Avec la flambée des prix des carburants, les Vauclusiens sont contraints de revoir leurs projets de week-end. Les préoccupations économiques s'intensifient, et beaucoup choisissent d'annuler des sorties ou de préférer recevoir leurs amis plutôt que de prendre la voiture.

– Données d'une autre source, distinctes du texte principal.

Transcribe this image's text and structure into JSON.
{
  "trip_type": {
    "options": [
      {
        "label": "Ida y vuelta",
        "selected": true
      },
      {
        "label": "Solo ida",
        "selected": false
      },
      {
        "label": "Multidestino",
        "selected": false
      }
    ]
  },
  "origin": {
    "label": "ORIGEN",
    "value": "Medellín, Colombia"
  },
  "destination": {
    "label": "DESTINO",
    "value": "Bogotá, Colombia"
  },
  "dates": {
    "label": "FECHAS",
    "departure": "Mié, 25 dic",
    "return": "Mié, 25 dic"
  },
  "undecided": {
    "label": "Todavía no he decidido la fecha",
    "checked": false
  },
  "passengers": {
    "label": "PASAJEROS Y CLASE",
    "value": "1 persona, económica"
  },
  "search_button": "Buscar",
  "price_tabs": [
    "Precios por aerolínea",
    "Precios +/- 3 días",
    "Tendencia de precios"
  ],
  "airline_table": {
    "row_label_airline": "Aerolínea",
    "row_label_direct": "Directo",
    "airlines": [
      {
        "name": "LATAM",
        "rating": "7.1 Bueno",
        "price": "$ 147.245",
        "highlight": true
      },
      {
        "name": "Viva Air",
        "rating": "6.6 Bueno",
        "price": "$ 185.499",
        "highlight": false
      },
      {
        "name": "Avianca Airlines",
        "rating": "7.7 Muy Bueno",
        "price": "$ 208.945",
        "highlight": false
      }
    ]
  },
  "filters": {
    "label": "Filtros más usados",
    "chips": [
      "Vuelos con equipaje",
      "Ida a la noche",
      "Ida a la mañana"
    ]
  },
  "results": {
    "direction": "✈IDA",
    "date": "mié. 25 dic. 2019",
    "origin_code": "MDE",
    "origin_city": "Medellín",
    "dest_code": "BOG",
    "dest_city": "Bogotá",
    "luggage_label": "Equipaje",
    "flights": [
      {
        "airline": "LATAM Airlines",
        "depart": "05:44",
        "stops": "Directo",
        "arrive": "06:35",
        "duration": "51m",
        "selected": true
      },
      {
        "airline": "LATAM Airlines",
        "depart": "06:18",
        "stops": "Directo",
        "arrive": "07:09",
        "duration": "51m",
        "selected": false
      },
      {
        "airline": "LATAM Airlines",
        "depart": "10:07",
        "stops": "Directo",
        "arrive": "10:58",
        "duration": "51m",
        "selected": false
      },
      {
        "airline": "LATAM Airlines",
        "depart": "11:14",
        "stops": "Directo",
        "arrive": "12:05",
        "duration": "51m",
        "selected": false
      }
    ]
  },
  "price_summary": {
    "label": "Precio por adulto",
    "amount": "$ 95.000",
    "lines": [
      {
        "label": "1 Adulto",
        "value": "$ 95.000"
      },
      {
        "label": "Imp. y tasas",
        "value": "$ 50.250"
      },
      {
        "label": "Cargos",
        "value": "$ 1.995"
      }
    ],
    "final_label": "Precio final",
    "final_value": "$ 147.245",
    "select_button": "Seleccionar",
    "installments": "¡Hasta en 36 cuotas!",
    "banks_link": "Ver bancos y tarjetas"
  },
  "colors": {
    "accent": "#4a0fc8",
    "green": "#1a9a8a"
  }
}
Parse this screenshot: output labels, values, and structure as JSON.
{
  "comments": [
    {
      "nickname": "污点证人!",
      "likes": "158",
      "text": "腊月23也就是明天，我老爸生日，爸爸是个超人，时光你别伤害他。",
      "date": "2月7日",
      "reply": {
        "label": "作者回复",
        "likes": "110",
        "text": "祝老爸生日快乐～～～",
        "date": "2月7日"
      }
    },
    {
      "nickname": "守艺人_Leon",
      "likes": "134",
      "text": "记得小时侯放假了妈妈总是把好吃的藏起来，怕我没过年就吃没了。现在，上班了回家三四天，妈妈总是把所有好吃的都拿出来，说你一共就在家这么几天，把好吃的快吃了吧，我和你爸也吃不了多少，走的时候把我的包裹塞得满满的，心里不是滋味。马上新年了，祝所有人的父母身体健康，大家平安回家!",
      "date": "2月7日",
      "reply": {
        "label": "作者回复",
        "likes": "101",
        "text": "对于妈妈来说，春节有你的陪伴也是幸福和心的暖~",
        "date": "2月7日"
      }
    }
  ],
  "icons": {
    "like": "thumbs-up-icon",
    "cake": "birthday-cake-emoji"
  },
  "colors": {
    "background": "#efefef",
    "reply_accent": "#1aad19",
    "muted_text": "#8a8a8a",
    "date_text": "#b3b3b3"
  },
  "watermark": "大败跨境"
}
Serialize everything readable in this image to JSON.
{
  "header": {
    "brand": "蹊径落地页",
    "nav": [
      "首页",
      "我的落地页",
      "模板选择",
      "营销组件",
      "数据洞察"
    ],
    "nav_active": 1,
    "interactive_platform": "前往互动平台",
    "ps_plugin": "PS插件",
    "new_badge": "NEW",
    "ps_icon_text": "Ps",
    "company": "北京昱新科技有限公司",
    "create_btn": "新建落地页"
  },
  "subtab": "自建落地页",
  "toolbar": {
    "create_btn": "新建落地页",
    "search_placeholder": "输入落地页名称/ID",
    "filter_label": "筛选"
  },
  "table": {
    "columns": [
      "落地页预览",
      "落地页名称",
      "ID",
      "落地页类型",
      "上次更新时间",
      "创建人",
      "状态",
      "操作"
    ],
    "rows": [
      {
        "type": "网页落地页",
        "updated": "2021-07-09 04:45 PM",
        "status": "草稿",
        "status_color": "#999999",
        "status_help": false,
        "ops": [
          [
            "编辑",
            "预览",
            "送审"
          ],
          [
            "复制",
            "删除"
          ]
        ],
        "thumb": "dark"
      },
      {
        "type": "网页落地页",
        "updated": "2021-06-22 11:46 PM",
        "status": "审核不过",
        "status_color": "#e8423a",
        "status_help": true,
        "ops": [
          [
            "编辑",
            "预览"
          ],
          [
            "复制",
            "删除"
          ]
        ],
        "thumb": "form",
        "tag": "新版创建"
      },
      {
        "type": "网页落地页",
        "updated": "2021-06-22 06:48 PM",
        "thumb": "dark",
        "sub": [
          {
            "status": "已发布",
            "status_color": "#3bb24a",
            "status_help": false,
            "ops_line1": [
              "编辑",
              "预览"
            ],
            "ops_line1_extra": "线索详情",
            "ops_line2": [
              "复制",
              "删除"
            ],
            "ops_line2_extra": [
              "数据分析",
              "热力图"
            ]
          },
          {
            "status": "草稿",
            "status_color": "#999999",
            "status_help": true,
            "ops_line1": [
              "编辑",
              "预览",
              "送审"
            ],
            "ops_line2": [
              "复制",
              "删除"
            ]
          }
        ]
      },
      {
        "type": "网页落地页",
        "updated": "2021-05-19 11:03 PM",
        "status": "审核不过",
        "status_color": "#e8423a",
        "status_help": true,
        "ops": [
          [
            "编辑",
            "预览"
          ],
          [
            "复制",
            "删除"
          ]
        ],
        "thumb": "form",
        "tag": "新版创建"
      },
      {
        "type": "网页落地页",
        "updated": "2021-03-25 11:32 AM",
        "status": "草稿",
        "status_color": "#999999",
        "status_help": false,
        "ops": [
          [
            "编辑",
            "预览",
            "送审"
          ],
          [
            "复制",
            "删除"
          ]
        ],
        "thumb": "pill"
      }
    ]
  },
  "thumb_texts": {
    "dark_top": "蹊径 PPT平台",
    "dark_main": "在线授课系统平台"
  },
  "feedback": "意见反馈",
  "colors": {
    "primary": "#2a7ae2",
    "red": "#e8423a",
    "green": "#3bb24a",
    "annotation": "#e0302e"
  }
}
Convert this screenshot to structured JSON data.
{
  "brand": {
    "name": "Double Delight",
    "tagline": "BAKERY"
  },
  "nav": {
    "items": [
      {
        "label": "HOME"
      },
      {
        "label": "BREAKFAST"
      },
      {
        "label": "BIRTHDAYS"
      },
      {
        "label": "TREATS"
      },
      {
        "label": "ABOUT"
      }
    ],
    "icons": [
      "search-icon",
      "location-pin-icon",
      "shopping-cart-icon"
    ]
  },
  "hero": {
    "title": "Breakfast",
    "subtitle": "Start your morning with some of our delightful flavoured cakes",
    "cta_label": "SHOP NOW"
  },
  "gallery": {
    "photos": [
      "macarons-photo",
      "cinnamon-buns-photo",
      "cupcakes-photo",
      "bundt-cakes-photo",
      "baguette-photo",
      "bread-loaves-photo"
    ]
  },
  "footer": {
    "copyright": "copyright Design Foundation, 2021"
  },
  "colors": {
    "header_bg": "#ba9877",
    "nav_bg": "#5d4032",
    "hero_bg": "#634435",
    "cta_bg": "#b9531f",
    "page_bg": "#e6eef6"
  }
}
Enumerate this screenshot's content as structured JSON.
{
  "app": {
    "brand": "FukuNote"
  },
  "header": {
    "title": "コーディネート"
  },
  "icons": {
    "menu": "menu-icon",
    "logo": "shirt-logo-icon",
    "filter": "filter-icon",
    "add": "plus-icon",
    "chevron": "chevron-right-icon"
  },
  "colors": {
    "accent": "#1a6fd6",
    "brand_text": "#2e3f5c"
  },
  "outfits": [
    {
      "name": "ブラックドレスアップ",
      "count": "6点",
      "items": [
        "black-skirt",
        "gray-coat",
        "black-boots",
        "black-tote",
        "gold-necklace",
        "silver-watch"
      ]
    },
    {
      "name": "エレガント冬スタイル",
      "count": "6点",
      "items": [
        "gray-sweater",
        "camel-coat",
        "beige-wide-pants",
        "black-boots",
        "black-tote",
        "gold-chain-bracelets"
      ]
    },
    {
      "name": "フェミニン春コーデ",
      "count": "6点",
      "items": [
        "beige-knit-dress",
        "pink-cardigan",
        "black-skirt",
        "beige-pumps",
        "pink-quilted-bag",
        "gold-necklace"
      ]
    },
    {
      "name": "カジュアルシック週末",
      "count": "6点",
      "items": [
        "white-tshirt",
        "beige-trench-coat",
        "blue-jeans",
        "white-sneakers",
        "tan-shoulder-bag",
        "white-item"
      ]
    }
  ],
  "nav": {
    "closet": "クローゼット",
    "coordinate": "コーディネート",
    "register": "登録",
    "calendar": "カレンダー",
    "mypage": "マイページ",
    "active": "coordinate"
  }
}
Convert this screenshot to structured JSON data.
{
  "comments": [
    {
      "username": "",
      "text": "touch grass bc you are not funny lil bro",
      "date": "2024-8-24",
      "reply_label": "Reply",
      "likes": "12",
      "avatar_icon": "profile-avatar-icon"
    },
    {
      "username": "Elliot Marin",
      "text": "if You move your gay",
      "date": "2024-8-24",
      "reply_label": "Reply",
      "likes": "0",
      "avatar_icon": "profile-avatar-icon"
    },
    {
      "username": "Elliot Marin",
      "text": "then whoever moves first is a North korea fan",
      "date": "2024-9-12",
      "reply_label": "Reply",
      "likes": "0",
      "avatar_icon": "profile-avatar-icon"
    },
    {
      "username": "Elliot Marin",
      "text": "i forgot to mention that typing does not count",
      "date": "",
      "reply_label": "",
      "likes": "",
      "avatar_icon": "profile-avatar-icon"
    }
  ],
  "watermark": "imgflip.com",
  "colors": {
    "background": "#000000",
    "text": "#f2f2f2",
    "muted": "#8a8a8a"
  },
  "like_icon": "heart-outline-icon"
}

Depuis le début du conflit lié à la guerre en Iran, les tarifs à la pompe n'ont cessé d'augmenter. Dans une analyse de Le Monde, il est mentionné que la hausse des coûts de l'énergie affecte directement le pouvoir d'achat des ménages. Les habitants de Vaucluse, comme Bernadette, refusent même des invitations familiales. "Je vais essayer de ne pas faire le plein complet. Peut-être que ça va baisser... On devait aller autour de Béziers, mais je préfère rester chez moi", confie-t-elle.
Fouad, quant à lui, explique : "Je ne pars plus, c'est trop compliqué. Je roule juste pour le travail et les courses." De son côté, Yacine, un jeune Cavaillonnais, observe les changements dans ses habitudes : "Avant, je mettais plus à la pompe, mais maintenant, je prends le vélo ou la trottinette. Pas de week-end, pas de vacances."
Préférer recevoir chez soi
Des témoignages similaires affluent. Aurore fait part de sa déception : "Nous aurions aimé aller à Toulouse, mais entre le prix du carburant et les péages, c'est devenu impossible." Jean-Christophe a également décidé de renoncer à son voyage prévu dans le Queyras : "Je l'ai clairement dit à ma famille, ils comprennent que c'est trop cher. Ce week-end de Pâques, je reste avec mon fils."
Pour Audrey, la solution passe par recevoir des amis à la maison : "J'ai décidé de faire venir des gens plutôt que de prendre ma voiture. Je ne vais partir qu'une fois dans le mois à cause du prix du gazole." Cette réalité met en évidence la nécessité d'adapter son mode de vie face à des enjeux économiques croissants qui touchent directement les consommateurs.